Effect of this Agreement.

Subject to the Corporation’s right to terminate the Option pursuant to Section 7.2 of the Plan, this Option Agreement shall be assumed by, be binding upon and inure to the benefit of any successor or successors to the Corporation.

11.
Quebec Participants.

If the Participant is a resident of the Province of Quebec, the Participant acknowledges receipt of an information memorandum in respect of the Plan.




5



12.
Language.

The parties hereto have requested that this Option Agreement and the certificates, documents or notices relating thereto be drafted in the English language. Les parties a cet accord ont exige que cet accord et tous certificats, documents ou avis y afferent soit redige en langue anglaise.

13.
Counterparts.

This Option Agreement may be executed simultaneously in any number of counterparts, each of which shall be deemed an original but all of which together shall constitute one and the same instrument.

14.
Section Headings.

The section headings of this Option Agreement are for convenience of reference only and shall not be deemed to alter or affect any provision hereof.

15.
Clawback Policy.

The Option is subject to the terms of the Corporation’s recoupment, clawback or similar policy as it may be in effect from time to time, as well as any similar provisions of applicable law, any of which could in certain circumstances require forfeiture of the Option and repayment or forfeiture of any Class B Common Shares or other cash or property received with respect to the Option (including any value received from a disposition of the shares acquired upon exercise of the Option).

16.
No Advice Regarding Grant.

The Participant is hereby advised to consult with his or her own tax, legal and/or investment advisors with respect to any advice the Participant may determine is needed or appropriate with respect to the Option (including, without limitation, to determine the foreign, state, local, estate and/or gift tax consequences with respect to the Option and any shares that may be acquired upon exercise of the Option).

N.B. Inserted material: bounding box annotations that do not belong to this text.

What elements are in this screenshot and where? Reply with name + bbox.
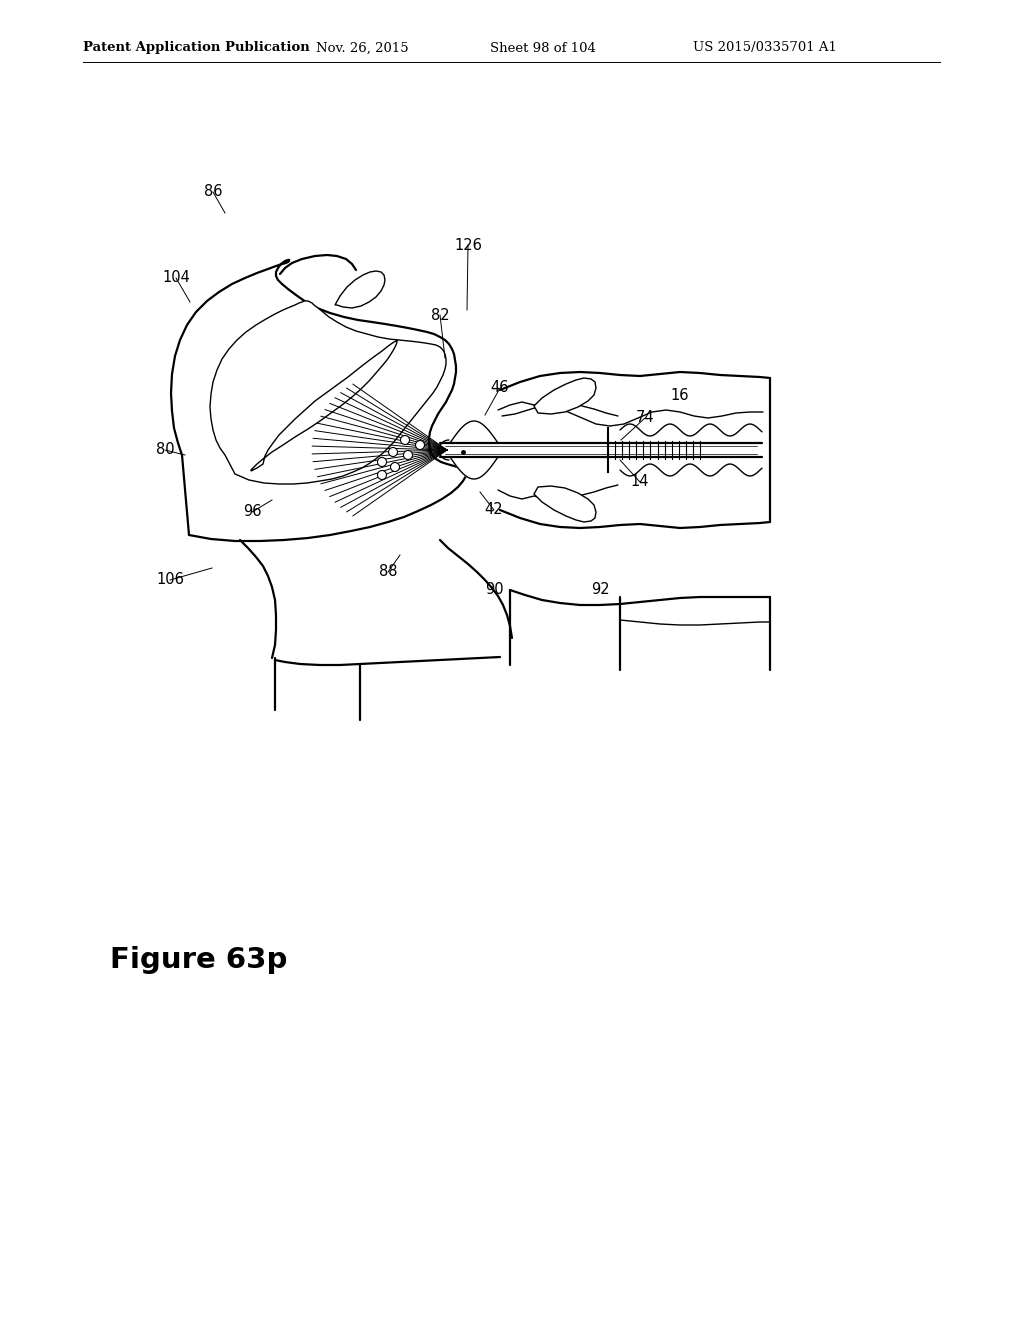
Polygon shape [210, 301, 446, 484]
Circle shape [390, 462, 399, 471]
Text: 92: 92 [591, 582, 609, 598]
Text: 86: 86 [204, 185, 222, 199]
Polygon shape [335, 271, 385, 308]
Polygon shape [251, 341, 397, 471]
Text: Sheet 98 of 104: Sheet 98 of 104 [490, 41, 596, 54]
Text: 42: 42 [484, 503, 504, 517]
Text: 74: 74 [636, 411, 654, 425]
Text: 126: 126 [454, 238, 482, 252]
Text: 82: 82 [431, 308, 450, 322]
Polygon shape [534, 378, 596, 414]
Circle shape [403, 450, 413, 459]
Polygon shape [171, 260, 466, 541]
Text: 96: 96 [243, 504, 261, 520]
Circle shape [378, 458, 386, 466]
Text: 14: 14 [631, 474, 649, 490]
Text: 104: 104 [162, 271, 189, 285]
Text: 46: 46 [490, 380, 509, 396]
Text: 88: 88 [379, 565, 397, 579]
Text: 90: 90 [484, 582, 504, 598]
Text: 80: 80 [156, 442, 174, 458]
Circle shape [400, 436, 410, 445]
Circle shape [416, 441, 425, 450]
Text: 16: 16 [671, 388, 689, 404]
Text: US 2015/0335701 A1: US 2015/0335701 A1 [693, 41, 837, 54]
Text: 106: 106 [156, 573, 184, 587]
Text: Figure 63p: Figure 63p [110, 946, 288, 974]
Circle shape [378, 470, 386, 479]
Text: Nov. 26, 2015: Nov. 26, 2015 [315, 41, 409, 54]
Polygon shape [534, 486, 596, 521]
Text: Patent Application Publication: Patent Application Publication [83, 41, 309, 54]
Circle shape [388, 447, 397, 457]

Neither the Corporation nor any of its officers, directors, affiliates or advisors makes any representation (except for the terms and conditions expressly set forth in this Option Agreement) or recommendation with respect to the Option. Except for the withholding rights contemplated by Section 3 above and Section 8.5 of the Plan, the Participant is solely responsible for any and all tax liability that may arise with respect to the Option and any shares that may be acquired upon exercise of the Option.